SAML, developed by the Security Services Technical Committee of OASIS, is an XML-based framework for communicating user authentication, entitlement, and attribute information. As its name suggests, SAML allows business entities to make assertions regarding the identity, attributes, and entitlements of a subject (an entity that is often a human user) to other entities, such as a partner company or another enterprise application. Federation is the dominant movement in identity management today. Federation refers to the establishment of some or all of business agreements, cryptographic trust, and user identifiers or attributes across security and policy domains to enable more seamless cross-domain business interactions. As Web services promise to enable integration between business partners through loose coupling at the application and messaging layer, federation does so at the identity management layer — insulating each domain from the details of the others’ authentication and authorization infrastructure. Key to this loose coupling at the identity management layer are standardized mechanisms and formats for the communication of identity information between the domains — the standard provides the insulating buffer. SAML defines just such a standard.” [FAQ 2006]

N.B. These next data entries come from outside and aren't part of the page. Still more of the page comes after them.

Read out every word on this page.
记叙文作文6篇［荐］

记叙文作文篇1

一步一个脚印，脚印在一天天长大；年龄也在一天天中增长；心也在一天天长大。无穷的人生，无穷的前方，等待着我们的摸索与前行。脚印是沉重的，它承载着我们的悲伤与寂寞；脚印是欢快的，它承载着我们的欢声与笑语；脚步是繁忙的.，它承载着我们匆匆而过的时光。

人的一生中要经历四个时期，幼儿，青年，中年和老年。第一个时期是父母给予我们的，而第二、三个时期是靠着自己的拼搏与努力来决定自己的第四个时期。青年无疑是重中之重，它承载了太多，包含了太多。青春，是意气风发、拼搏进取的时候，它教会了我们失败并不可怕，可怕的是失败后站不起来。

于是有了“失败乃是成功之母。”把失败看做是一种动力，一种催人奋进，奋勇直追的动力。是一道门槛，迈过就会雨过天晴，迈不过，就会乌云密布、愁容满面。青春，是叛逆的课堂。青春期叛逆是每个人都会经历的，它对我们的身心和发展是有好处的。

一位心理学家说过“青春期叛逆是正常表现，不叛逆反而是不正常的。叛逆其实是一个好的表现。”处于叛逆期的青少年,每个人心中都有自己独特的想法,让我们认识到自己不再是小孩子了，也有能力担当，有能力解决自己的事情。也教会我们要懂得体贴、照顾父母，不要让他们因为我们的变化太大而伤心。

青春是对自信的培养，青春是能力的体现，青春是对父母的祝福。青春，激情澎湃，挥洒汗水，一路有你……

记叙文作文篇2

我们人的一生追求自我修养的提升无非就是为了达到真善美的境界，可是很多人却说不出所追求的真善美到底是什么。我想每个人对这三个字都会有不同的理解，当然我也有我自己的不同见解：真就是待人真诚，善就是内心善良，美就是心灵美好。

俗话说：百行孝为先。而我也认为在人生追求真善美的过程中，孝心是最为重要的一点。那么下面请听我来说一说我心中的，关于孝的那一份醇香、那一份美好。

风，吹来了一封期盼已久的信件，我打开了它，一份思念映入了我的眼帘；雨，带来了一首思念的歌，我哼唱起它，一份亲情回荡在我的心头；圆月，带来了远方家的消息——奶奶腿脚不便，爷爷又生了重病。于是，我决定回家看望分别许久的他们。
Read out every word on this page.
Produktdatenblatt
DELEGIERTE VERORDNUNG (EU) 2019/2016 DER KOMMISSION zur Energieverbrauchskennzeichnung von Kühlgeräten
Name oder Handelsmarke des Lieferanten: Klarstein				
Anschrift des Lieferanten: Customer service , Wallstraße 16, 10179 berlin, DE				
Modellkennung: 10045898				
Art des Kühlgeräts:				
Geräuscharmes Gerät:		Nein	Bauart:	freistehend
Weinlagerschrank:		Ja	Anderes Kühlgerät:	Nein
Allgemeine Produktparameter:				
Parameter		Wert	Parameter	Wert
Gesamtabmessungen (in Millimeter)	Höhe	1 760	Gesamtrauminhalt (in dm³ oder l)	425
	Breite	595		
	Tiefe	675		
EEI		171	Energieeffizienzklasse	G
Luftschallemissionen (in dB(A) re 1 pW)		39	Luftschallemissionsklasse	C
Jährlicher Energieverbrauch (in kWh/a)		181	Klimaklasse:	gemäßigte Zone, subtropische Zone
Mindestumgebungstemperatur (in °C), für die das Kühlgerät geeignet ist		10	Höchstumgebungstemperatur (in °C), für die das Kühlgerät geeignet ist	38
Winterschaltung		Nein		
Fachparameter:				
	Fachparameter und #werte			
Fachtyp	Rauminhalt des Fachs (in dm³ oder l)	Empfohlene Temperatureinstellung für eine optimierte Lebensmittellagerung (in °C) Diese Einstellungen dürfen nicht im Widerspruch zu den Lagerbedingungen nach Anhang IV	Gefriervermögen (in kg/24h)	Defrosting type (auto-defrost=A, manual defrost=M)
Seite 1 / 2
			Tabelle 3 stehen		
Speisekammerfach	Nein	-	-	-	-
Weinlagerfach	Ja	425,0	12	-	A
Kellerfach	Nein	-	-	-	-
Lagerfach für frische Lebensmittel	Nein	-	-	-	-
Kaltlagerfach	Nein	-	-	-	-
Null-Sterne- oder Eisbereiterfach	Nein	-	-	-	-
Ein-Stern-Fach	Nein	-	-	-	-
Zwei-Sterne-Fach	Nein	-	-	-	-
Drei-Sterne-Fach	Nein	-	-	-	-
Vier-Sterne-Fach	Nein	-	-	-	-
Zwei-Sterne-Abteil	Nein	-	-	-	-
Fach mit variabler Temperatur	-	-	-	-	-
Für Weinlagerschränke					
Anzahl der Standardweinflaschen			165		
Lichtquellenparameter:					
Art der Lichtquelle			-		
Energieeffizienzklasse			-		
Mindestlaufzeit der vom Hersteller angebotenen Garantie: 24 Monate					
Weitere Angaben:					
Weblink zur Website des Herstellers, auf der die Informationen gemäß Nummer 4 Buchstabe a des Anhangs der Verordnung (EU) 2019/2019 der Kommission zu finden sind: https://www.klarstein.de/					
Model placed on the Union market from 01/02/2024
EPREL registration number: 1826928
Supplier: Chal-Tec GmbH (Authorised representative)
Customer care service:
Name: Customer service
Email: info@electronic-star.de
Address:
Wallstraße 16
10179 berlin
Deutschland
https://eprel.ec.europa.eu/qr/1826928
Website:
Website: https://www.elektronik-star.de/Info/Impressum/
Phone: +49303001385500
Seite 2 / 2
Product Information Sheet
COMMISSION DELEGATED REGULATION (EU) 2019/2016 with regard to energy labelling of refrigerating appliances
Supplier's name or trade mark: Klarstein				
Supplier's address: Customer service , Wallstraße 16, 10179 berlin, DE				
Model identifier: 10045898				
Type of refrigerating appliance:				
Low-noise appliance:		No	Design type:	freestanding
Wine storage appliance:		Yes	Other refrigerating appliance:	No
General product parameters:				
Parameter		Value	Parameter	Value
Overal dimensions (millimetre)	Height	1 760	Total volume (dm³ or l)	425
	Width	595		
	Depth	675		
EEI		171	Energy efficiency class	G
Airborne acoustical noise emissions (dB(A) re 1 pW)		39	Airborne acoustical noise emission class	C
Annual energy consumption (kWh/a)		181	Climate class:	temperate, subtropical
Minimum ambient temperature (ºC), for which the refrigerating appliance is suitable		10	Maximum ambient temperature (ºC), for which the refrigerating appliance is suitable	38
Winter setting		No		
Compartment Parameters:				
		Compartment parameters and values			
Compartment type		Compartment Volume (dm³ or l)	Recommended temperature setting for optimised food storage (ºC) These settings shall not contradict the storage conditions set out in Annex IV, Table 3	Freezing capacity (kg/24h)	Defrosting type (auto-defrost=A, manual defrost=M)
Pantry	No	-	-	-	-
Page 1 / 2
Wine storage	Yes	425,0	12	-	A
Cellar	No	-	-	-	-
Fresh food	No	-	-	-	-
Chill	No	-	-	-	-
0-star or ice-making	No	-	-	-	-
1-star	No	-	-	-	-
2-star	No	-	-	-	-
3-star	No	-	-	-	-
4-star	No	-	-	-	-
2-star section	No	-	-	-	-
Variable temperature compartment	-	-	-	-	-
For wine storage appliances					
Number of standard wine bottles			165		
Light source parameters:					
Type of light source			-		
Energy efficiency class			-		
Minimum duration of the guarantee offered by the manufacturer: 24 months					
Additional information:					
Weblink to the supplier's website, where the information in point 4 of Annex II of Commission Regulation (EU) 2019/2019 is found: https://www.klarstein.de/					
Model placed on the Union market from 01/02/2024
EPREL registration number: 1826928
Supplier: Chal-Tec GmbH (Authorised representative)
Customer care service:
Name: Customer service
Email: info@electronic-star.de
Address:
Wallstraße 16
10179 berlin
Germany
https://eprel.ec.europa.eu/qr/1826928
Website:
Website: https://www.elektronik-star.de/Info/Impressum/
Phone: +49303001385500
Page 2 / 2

May 2003 CS Overview: The Security Assertion Markup Language (SAML) is being developed by the OASIS XML-Based Security Services Technical Committee (SSTC). The Security Assertion Markup Language (SAML) is “an XML-based framework for exchanging security information. This security information is expressed in the form of assertions about subjects, where a subject is an entity (either human or computer) that has an identity in some security domain. A typical example of a subject is a person, identified by his or her email address in a particular Internet DNS domain. Assertions can convey information about authentication acts performed by subjects, attributes of subjects, and authorization decisions about whether subjects are allowed to access certain resources. Assertions are represented as XML constructs and have a nested structure, whereby a single assertion might contain several different internal statements about authentication, authorization, and attributes. Note that assertions containing authentication statements merely describe acts of authentication that happened previously. Assertions are issued by SAML authorities, namely, authentication authorities, attribute authorities, and policy decision points. SAML defines a protocol by which clients can request assertions from SAML authorities and get a response from them. This protocol, consisting of XML-based request and response message formats, can be bound to many different underlying communications and transport protocols; SAML currently defines one binding, to SOAP over HTTP. SAML authorities can use various sources of information, such as external policy stores and assertions that were received as input in requests, in creating their responses. Thus, while clients always consume assertions, SAML authorities can be both producers and consumers of assertions.”
Why is SAML required? There are four ‘drivers’ behind the creation of the SAML standard:
Limitations of Browser cookies: Most existing Single-Sign On products use browser cookies to maintain state so that re-authentication is not required. Browser cookies are not transferred between DNS domains. So, if you obtain a cookie from www.abc.com, then that cookie will not be sent in any HTTP messages to www.xyz.com. This could even apply within an organization that has separate DNS domains. Therefore, to solve the Cross-Domain SSO (CDSSO) problem requires the application of different technology. All SSO products solve the CDSSO problem by different techniques.
SSO Interoperability: How products implement SSO and CDSSO are completely proprietary. If you are an organization and you want to perform SSO across different DNS domains within the same organization or you want to perform CDSSO to trading partners, then you will have to use the same SSO product in all the domains.
Web Services: Security within Web Services is still being defined. Most of the focus has been on how to provide confidentiality and authentication/integrity services on an end-to-end basis. The SAML standard provides the means by which authentication and authorization assertions can exchanged between communicating parties.